In Italia questa figura non esiste, ma è molto diffusa in America e in altri paesi europei, si tratta di un/una terapeuta, che opera nel campo dei disturbi e delle disfunzioni sessuali, che può avere con il cliente rapporti sessuali a vario livello, all’interno di un programma terapeutico.

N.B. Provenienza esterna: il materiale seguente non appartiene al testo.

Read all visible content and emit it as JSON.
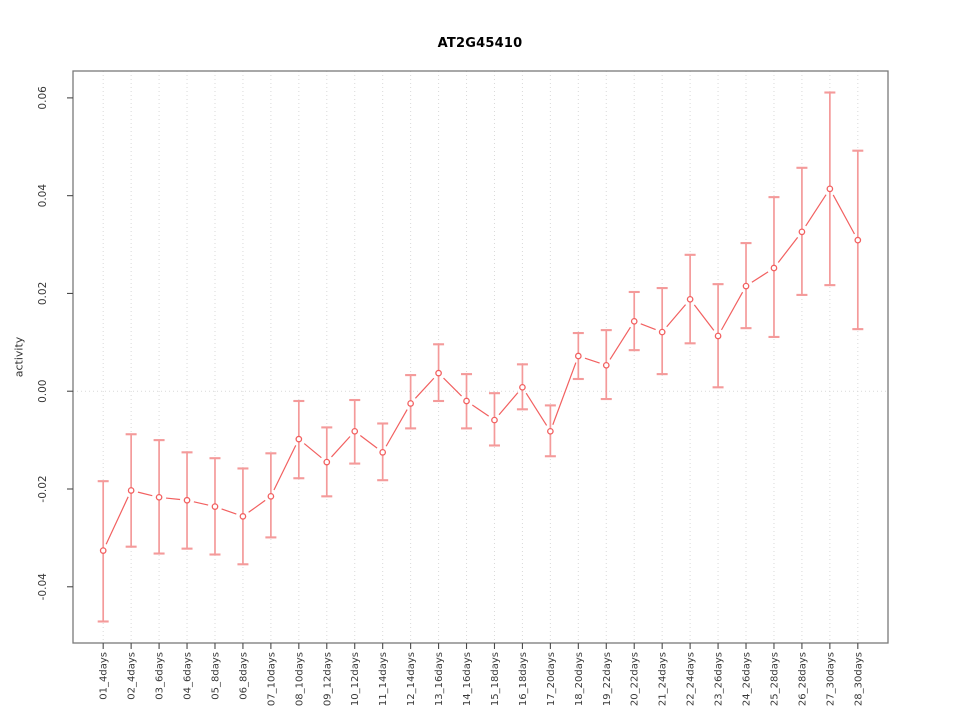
{
  "figure": {
    "background": "#ffffff"
  },
  "chart_data": {
    "type": "line",
    "title": "AT2G45410",
    "xlabel": "",
    "ylabel": "activity",
    "legend": "none",
    "grid": "vertical dotted gridlines at each category plus dotted horizontal zero line",
    "x_tick_rotation": "vertical",
    "marker": "open-circle",
    "categories": [
      "01_4days",
      "02_4days",
      "03_6days",
      "04_6days",
      "05_8days",
      "06_8days",
      "07_10days",
      "08_10days",
      "09_12days",
      "10_12days",
      "11_14days",
      "12_14days",
      "13_16days",
      "14_16days",
      "15_18days",
      "16_18days",
      "17_20days",
      "18_20days",
      "19_22days",
      "20_22days",
      "21_24days",
      "22_24days",
      "23_26days",
      "24_26days",
      "25_28days",
      "26_28days",
      "27_30days",
      "28_30days"
    ],
    "series": [
      {
        "name": "activity",
        "values": [
          -0.0326,
          -0.0203,
          -0.0217,
          -0.0223,
          -0.0236,
          -0.0256,
          -0.0215,
          -0.0098,
          -0.0145,
          -0.0082,
          -0.0125,
          -0.0025,
          0.0037,
          -0.002,
          -0.0059,
          0.0008,
          -0.0082,
          0.0072,
          0.0053,
          0.0143,
          0.0121,
          0.0188,
          0.0113,
          0.0215,
          0.0252,
          0.0326,
          0.0414,
          0.0309
        ],
        "error_low": [
          -0.0471,
          -0.0318,
          -0.0332,
          -0.0322,
          -0.0334,
          -0.0354,
          -0.0299,
          -0.0178,
          -0.0215,
          -0.0148,
          -0.0182,
          -0.0076,
          -0.002,
          -0.0076,
          -0.0111,
          -0.0037,
          -0.0133,
          0.0025,
          -0.0016,
          0.0084,
          0.0035,
          0.0098,
          0.0008,
          0.0129,
          0.0111,
          0.0197,
          0.0217,
          0.0127
        ],
        "error_high": [
          -0.0184,
          -0.0088,
          -0.01,
          -0.0125,
          -0.0137,
          -0.0158,
          -0.0127,
          -0.002,
          -0.0074,
          -0.0018,
          -0.0066,
          0.0033,
          0.0096,
          0.0035,
          -0.0004,
          0.0055,
          -0.0029,
          0.0119,
          0.0125,
          0.0203,
          0.0211,
          0.0279,
          0.0219,
          0.0303,
          0.0397,
          0.0457,
          0.0611,
          0.0492
        ]
      }
    ],
    "ylim": [
      -0.0515,
      0.0655
    ],
    "yticks": [
      -0.04,
      -0.02,
      0,
      0.02,
      0.04,
      0.06
    ],
    "ytick_labels": [
      "-0.04",
      "-0.02",
      "0.00",
      "0.02",
      "0.04",
      "0.06"
    ],
    "colors": {
      "line": "#f26060",
      "error_bar": "#f49a9a",
      "grid": "#d9d9d9",
      "axis_box": "#7a7a7a",
      "tick": "#4a4a4a",
      "tick_text": "#383838"
    }
  }
}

Una figura importante, che dà voce alla sessualità e ai bisogni emozionali spesso negati, taciuti, rimossi non solo dal singolo, ma anche da una società, per cui il binomio sessualità/disabilità è ancora un tabù.
Le immagini del film scandiscono proprio le diverse sessioni sessuali tra O’Brien e la terapeuta, Cheryl, passando dall’inizio asettico, attraversando imbarazzi e frustrazioni, fino al raggiungimento di un’intimità vera, totalizzante; il racconto è privo di retorica e di pietismo, e mostra senza filtri e con rispetto, il corpo nudo di Cheryl, che si espone con coraggio e naturalezza, il corpo piegato dalla malattia di O’Brien, che non rinuncia all’incontro con l’altro e con se stesso.
E’ un’esposizioni di corpi, quello non più giovane della terapeuta e quello debilitato del protagonista, che diventano la rappresentazione scenica di una sessualità svincolata da bellezza, perfezione, forma fisica, che si alimenta da dentro, di un contatto profondo, e anche complesso, con l’altro.
Il film parte dall’iniziazione sessuale di un disabile per andare oltre: non si prescinde dal corpo immobilizzato di O’Brian, ma quel corpo transita durante il film, proprio come la lettiga sul quale è sdraiato, trasportata dalla sua assistente, dalla limitatezza e dal vincolo imposto dalla polio, alla spaziosità dell’essere, dell’esser-ci, di un movimento che avviene da dentro, e che attraverso l’innocenza e la gioia della scoperta sessuale e sentimentale, sussurra, non celando le difficoltà, di starci nella vita, comunque.